Human challenge studies continue to play an important role malaria research and the search for more effective and durable vaccines. Blood-stage malaria vaccine candidates (such as RH5.1 and R78C in Matrix-M) and transmission-blocking interventions continue to be assessed by human challenge.17 We are also using malaria challenge studies to improve our understanding of naturally acquired immunity to repeated malaria infections and develop new research tools and vaccines for Plasmodium vivax, the second most common cause of malaria after Plasmodium falciparum.
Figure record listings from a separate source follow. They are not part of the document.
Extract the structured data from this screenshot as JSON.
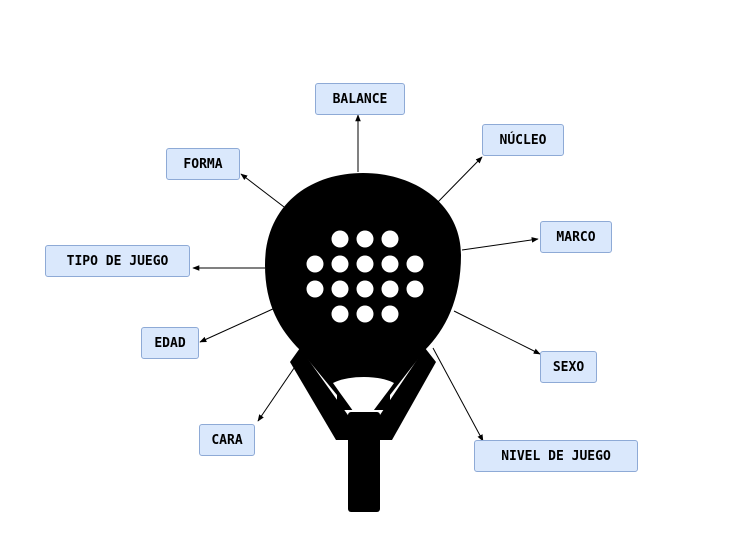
{
  "diagram": {
    "subject": "padel-racket",
    "labels": {
      "balance": "BALANCE",
      "nucleo": "NÚCLEO",
      "forma": "FORMA",
      "marco": "MARCO",
      "tipo_de_juego": "TIPO DE JUEGO",
      "edad": "EDAD",
      "sexo": "SEXO",
      "cara": "CARA",
      "nivel_de_juego": "NIVEL DE JUEGO"
    },
    "colors": {
      "box_fill": "#dae8fc",
      "box_border": "#8eaad6",
      "racket": "#000000",
      "holes": "#ffffff",
      "arrows": "#000000"
    }
  }
}
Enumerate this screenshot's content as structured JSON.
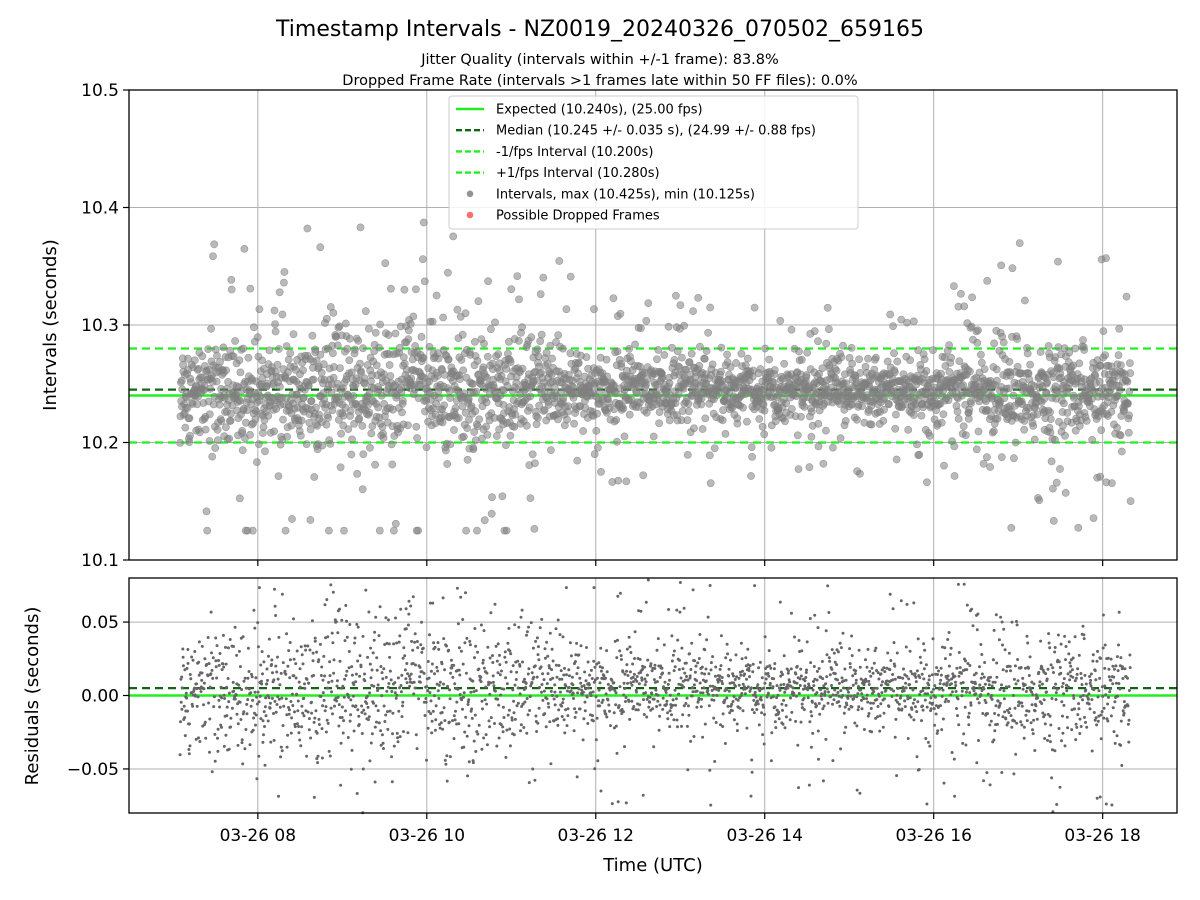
{
  "chart_data": {
    "title": "Timestamp Intervals - NZ0019_20240326_070502_659165",
    "subtitle_lines": [
      "Jitter Quality (intervals within +/-1 frame): 83.8%",
      "Dropped Frame Rate (intervals >1 frames late within 50 FF files): 0.0%"
    ],
    "xlabel": "Time (UTC)",
    "x_tick_labels": [
      "03-26 08",
      "03-26 10",
      "03-26 12",
      "03-26 14",
      "03-26 16",
      "03-26 18"
    ],
    "x_tick_hours": [
      8,
      10,
      12,
      14,
      16,
      18
    ],
    "x_range_hours": [
      6.475,
      18.88
    ],
    "data_time_range_hours": [
      7.08,
      18.33
    ],
    "grid": true,
    "legend_position": "top-center",
    "colors": {
      "expected": "#22ee22",
      "median": "#116611",
      "bounds": "#22ee22",
      "points": "#808080",
      "dropped": "#ff5555"
    },
    "top_panel": {
      "type": "scatter",
      "ylabel": "Intervals (seconds)",
      "ylim": [
        10.1,
        10.5
      ],
      "y_ticks": [
        "10.1",
        "10.2",
        "10.3",
        "10.4",
        "10.5"
      ],
      "expected": 10.24,
      "median": 10.245,
      "lower": 10.2,
      "upper": 10.28,
      "max": 10.425,
      "min": 10.125,
      "legend": [
        {
          "label": "Expected (10.240s), (25.00 fps)",
          "style": "solid",
          "color": "#22ee22"
        },
        {
          "label": "Median (10.245 +/- 0.035 s), (24.99 +/- 0.88 fps)",
          "style": "dashed",
          "color": "#116611"
        },
        {
          "label": "-1/fps Interval (10.200s)",
          "style": "dashed",
          "color": "#22ee22"
        },
        {
          "label": "+1/fps Interval (10.280s)",
          "style": "dashed",
          "color": "#22ee22"
        },
        {
          "label": "Intervals, max (10.425s), min (10.125s)",
          "style": "marker",
          "color": "#808080"
        },
        {
          "label": "Possible Dropped Frames",
          "style": "marker",
          "color": "#ff5555"
        }
      ]
    },
    "bottom_panel": {
      "type": "scatter",
      "ylabel": "Residuals (seconds)",
      "ylim": [
        -0.08,
        0.08
      ],
      "y_ticks": [
        "−0.05",
        "0.00",
        "0.05"
      ],
      "y_tick_values": [
        -0.05,
        0,
        0.05
      ],
      "zero": 0,
      "median": 0.005
    },
    "series_envelope": [
      {
        "t": 7.1,
        "spread": 0.035
      },
      {
        "t": 8.0,
        "spread": 0.045
      },
      {
        "t": 9.0,
        "spread": 0.05
      },
      {
        "t": 10.0,
        "spread": 0.05
      },
      {
        "t": 11.0,
        "spread": 0.04
      },
      {
        "t": 12.0,
        "spread": 0.03
      },
      {
        "t": 13.0,
        "spread": 0.025
      },
      {
        "t": 14.0,
        "spread": 0.025
      },
      {
        "t": 15.0,
        "spread": 0.022
      },
      {
        "t": 16.0,
        "spread": 0.025
      },
      {
        "t": 17.0,
        "spread": 0.04
      },
      {
        "t": 18.3,
        "spread": 0.035
      }
    ]
  }
}
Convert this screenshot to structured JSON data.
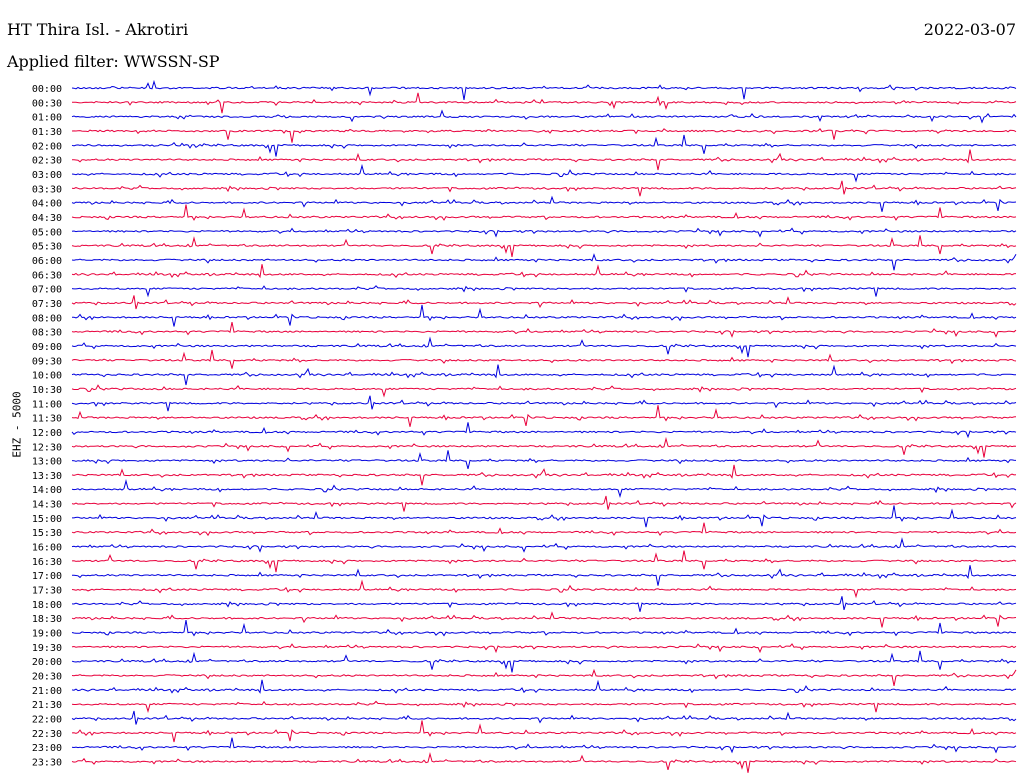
{
  "header": {
    "station": "HT Thira Isl. - Akrotiri",
    "filter": "Applied filter: WWSSN-SP",
    "date": "2022-03-07",
    "channel": "EHZ - 5000"
  },
  "colors": {
    "blue": "#0000dd",
    "red": "#e8003c"
  },
  "chart_data": {
    "type": "line",
    "title": "HT Thira Isl. - Akrotiri",
    "rows": [
      "00:00",
      "00:30",
      "01:00",
      "01:30",
      "02:00",
      "02:30",
      "03:00",
      "03:30",
      "04:00",
      "04:30",
      "05:00",
      "05:30",
      "06:00",
      "06:30",
      "07:00",
      "07:30",
      "08:00",
      "08:30",
      "09:00",
      "09:30",
      "10:00",
      "10:30",
      "11:00",
      "11:30",
      "12:00",
      "12:30",
      "13:00",
      "13:30",
      "14:00",
      "14:30",
      "15:00",
      "15:30",
      "16:00",
      "16:30",
      "17:00",
      "17:30",
      "18:00",
      "18:30",
      "19:00",
      "19:30",
      "20:00",
      "20:30",
      "21:00",
      "21:30",
      "22:00",
      "22:30",
      "23:00",
      "23:30"
    ],
    "row_colors": [
      "blue",
      "red"
    ],
    "grid": false
  }
}
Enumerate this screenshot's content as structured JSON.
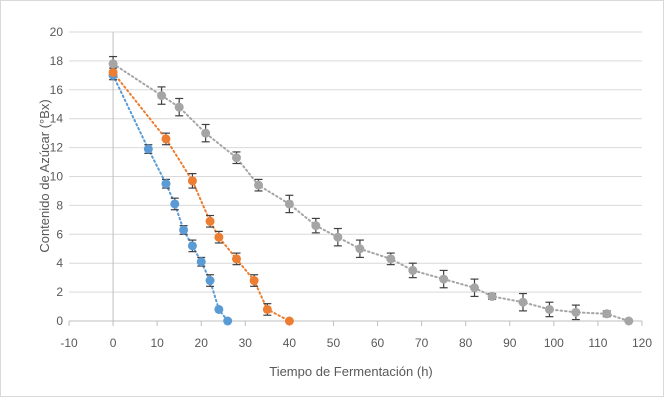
{
  "chart_data": {
    "type": "scatter",
    "xlabel": "Tiempo de Fermentación (h)",
    "ylabel": "Contenido de Azúcar (°Bx)",
    "xlim": [
      -10,
      120
    ],
    "ylim": [
      0,
      20
    ],
    "xticks": [
      -10,
      0,
      10,
      20,
      30,
      40,
      50,
      60,
      70,
      80,
      90,
      100,
      110,
      120
    ],
    "yticks": [
      0,
      2,
      4,
      6,
      8,
      10,
      12,
      14,
      16,
      18,
      20
    ],
    "grid": "horizontal",
    "legend": "none",
    "series": [
      {
        "color": "#5b9bd5",
        "trendline": "dotted",
        "x": [
          0,
          8,
          12,
          14,
          16,
          18,
          20,
          22,
          24,
          26
        ],
        "y": [
          17.0,
          11.9,
          9.5,
          8.1,
          6.3,
          5.2,
          4.1,
          2.8,
          0.8,
          0.0
        ],
        "error": [
          0.3,
          0.3,
          0.3,
          0.4,
          0.3,
          0.4,
          0.3,
          0.4,
          0.0,
          0.0
        ]
      },
      {
        "color": "#ed7d31",
        "trendline": "dotted",
        "x": [
          0,
          12,
          18,
          22,
          24,
          28,
          32,
          35,
          40
        ],
        "y": [
          17.2,
          12.6,
          9.7,
          6.9,
          5.8,
          4.3,
          2.8,
          0.8,
          0.0
        ],
        "error": [
          0.3,
          0.4,
          0.5,
          0.4,
          0.4,
          0.4,
          0.4,
          0.4,
          0.0
        ]
      },
      {
        "color": "#a5a5a5",
        "trendline": "dotted",
        "x": [
          0,
          11,
          15,
          21,
          28,
          33,
          40,
          46,
          51,
          56,
          63,
          68,
          75,
          82,
          86,
          93,
          99,
          105,
          112,
          117
        ],
        "y": [
          17.8,
          15.6,
          14.8,
          13.0,
          11.3,
          9.4,
          8.1,
          6.6,
          5.8,
          5.0,
          4.3,
          3.5,
          2.9,
          2.3,
          1.7,
          1.3,
          0.8,
          0.6,
          0.5,
          0.0
        ],
        "error": [
          0.5,
          0.6,
          0.6,
          0.6,
          0.4,
          0.4,
          0.6,
          0.5,
          0.6,
          0.6,
          0.4,
          0.5,
          0.6,
          0.6,
          0.2,
          0.6,
          0.5,
          0.5,
          0.2,
          0.0
        ]
      }
    ]
  }
}
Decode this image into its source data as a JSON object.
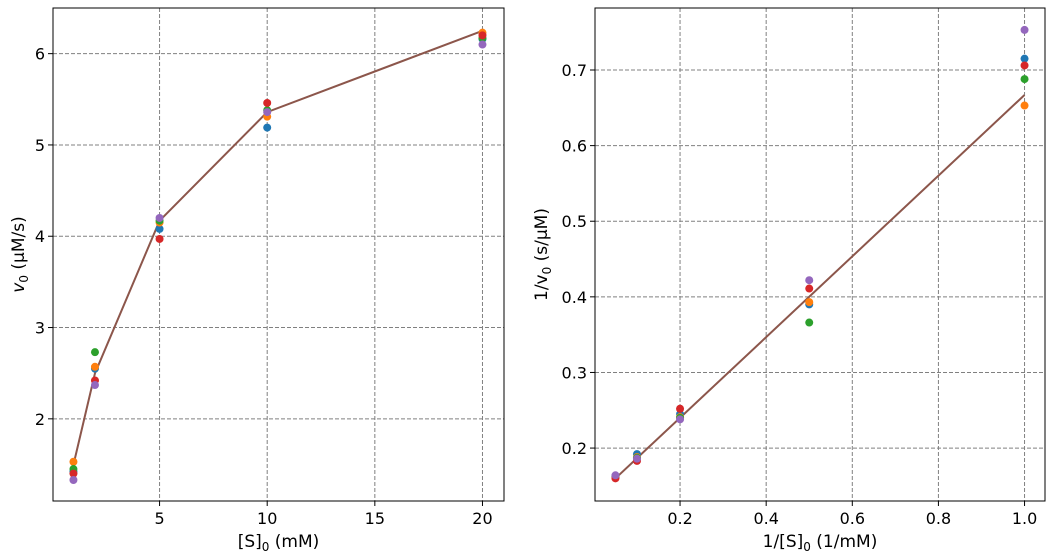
{
  "chart_data": [
    {
      "type": "scatter",
      "title": "",
      "xlabel": "[S]",
      "xlabel_sub": "0",
      "xlabel_unit": " (mM)",
      "ylabel": "v",
      "ylabel_sub": "0",
      "ylabel_unit": " (µM/s)",
      "xlim": [
        0.05,
        21.0
      ],
      "ylim": [
        1.1,
        6.5
      ],
      "xticks": [
        5,
        10,
        15,
        20
      ],
      "yticks": [
        2,
        3,
        4,
        5,
        6
      ],
      "grid": true,
      "grid_style": "dashed",
      "x": [
        1,
        2,
        5,
        10,
        20
      ],
      "series": [
        {
          "color": "#1f77b4",
          "values": [
            1.42,
            2.55,
            4.08,
            5.19,
            6.16
          ]
        },
        {
          "color": "#ff7f0e",
          "values": [
            1.53,
            2.57,
            4.15,
            5.31,
            6.23
          ]
        },
        {
          "color": "#2ca02c",
          "values": [
            1.45,
            2.73,
            4.17,
            5.38,
            6.17
          ]
        },
        {
          "color": "#d62728",
          "values": [
            1.4,
            2.42,
            3.97,
            5.46,
            6.2
          ]
        },
        {
          "color": "#9467bd",
          "values": [
            1.33,
            2.37,
            4.2,
            5.36,
            6.1
          ]
        }
      ],
      "fit_line": {
        "color": "#8c564b",
        "x": [
          1,
          2,
          5,
          10,
          20
        ],
        "y": [
          1.5,
          2.5,
          4.17,
          5.36,
          6.25
        ]
      }
    },
    {
      "type": "scatter",
      "title": "",
      "xlabel": "1/[S]",
      "xlabel_sub": "0",
      "xlabel_unit": " (1/mM)",
      "ylabel": "1/v",
      "ylabel_sub": "0",
      "ylabel_unit": " (s/µM)",
      "xlim": [
        0.0025,
        1.0475
      ],
      "ylim": [
        0.13,
        0.782
      ],
      "xticks": [
        0.2,
        0.4,
        0.6,
        0.8,
        1.0
      ],
      "xtick_labels": [
        "0.2",
        "0.4",
        "0.6",
        "0.8",
        "1.0"
      ],
      "yticks": [
        0.2,
        0.3,
        0.4,
        0.5,
        0.6,
        0.7
      ],
      "ytick_labels": [
        "0.2",
        "0.3",
        "0.4",
        "0.5",
        "0.6",
        "0.7"
      ],
      "grid": true,
      "grid_style": "dashed",
      "x": [
        0.05,
        0.1,
        0.2,
        0.5,
        1.0
      ],
      "series": [
        {
          "color": "#1f77b4",
          "values": [
            0.162,
            0.192,
            0.245,
            0.39,
            0.715
          ]
        },
        {
          "color": "#ff7f0e",
          "values": [
            0.161,
            0.188,
            0.241,
            0.393,
            0.653
          ]
        },
        {
          "color": "#2ca02c",
          "values": [
            0.162,
            0.187,
            0.24,
            0.366,
            0.688
          ]
        },
        {
          "color": "#d62728",
          "values": [
            0.16,
            0.183,
            0.252,
            0.411,
            0.706
          ]
        },
        {
          "color": "#9467bd",
          "values": [
            0.164,
            0.186,
            0.238,
            0.422,
            0.753
          ]
        }
      ],
      "fit_line": {
        "color": "#8c564b",
        "x": [
          0.05,
          1.0
        ],
        "y": [
          0.16,
          0.667
        ]
      }
    }
  ]
}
So there you have it – human challenge studies, in some ways a historic method of experimentation, continue to play an important role in malaria infection research.

Andrew Duncan
BIA ECRC Secretary
Clinical Research Fellow, Controlled Human Malaria Infection studies, University of Oxford

 

  1. Jenner E. Further observations on the variolæ vaccinæ, or cow pox. 1799.
  2. Roestenberg M, Hoogerwerf MA, Ferreira DM, Mordmuller B, Yazdanbakhsh M. Experimental infection of human volunteers. Lancet Infect Dis 2018; 18(10): e312–e22.
  3. Manson. SP. Tropical diseases: a manual of the diseases of warm climates. Fourth edition ed. New York (State): W. Wood and Co.; 1911.
  4. Grassi B. Mosquitoes and malaria. Br Med J 1899; 2: 748.
  5. Bignami A. The Inoculation Theory of Malarial Infection: Account of a successful experiment with mosquitoes. Lancet 1898; 152(3927): 1467–3.
  6. Manson P. Experimental Proof of the Mosquito-malaria Theory. Br Med J 1900; 2(2074): 949–51.
  7. Snounou G, Perignon JL. Malariotherapy--insanity at the service of malariology. Adv Parasitol 2013; 81: 223–55.
  8. Wagner-Jauregg. The treatment of general paresis by inoculation of malaria. The Journal of Nervous and Mental Disease 1922; 55(5).
  9. Meagher ET. General paralysis and its treatment by induced malaria. United Kingdom: Board of Control, 1929.
  10. Darton TC, Blohmke CJ, Moorthy VS, et al. Design, recruitment, and microbiological considerations in human challenge studies. Lancet Infect Dis 2015; 15(7): 840–51.
  11. Abo YN, Jamrozik E, McCarthy JS, Roestenberg M, Steer AC, Osowicki J. Strategic and scientific contributions of human challenge trials for vaccine development: facts versus fantasy. Lancet Infect Dis 2023; 23(12): e533–e46.
  12. Bambery B, Selgelid M, Weijer C, Savulescu J, Pollard AJ. Ethical Criteria for Human Challenge Studies in Infectious Diseases. Public Health Ethics 2016; 9(1): 92–103.
  13. The Academy of Medical Sciences. Controlled Human Infection Model Studies. Summary of a workshop held on 6 February 2018; 2018.
  14. Miller FG, Grady C. The ethical challenge of infection-inducing challenge experiments. Clin Infect Dis 2001; 33(7): 1028–33.
  15. Moon JE, Ockenhouse C, Regules JA, et al. A Phase IIa Controlled Human Malaria Infection and Immunogenicity Study of RTS,S/AS01E and RTS,S/AS01B Delayed Fractional Dose Regimens in Malaria-Naive Adults. J Infect Dis 2020; 222(10): 1681–91.
  16. Venkatraman N, Silman D, Bellamy D, et al. R21 in Matrix-M adjuvant in UK malaria-naive adult men and non-pregnant women aged 18-45 years: an open-label, partially blinded, phase 1-2a controlled human malaria infection study. Lancet Microbe 2025; 6(3): 100867.
  17. Minassian AM, Silk SE, Barrett JR, et al. Reduced blood-stage malaria growth and immune correlates in humans following RH5 vaccination. Med 2021; 2(6): 701–19 e19.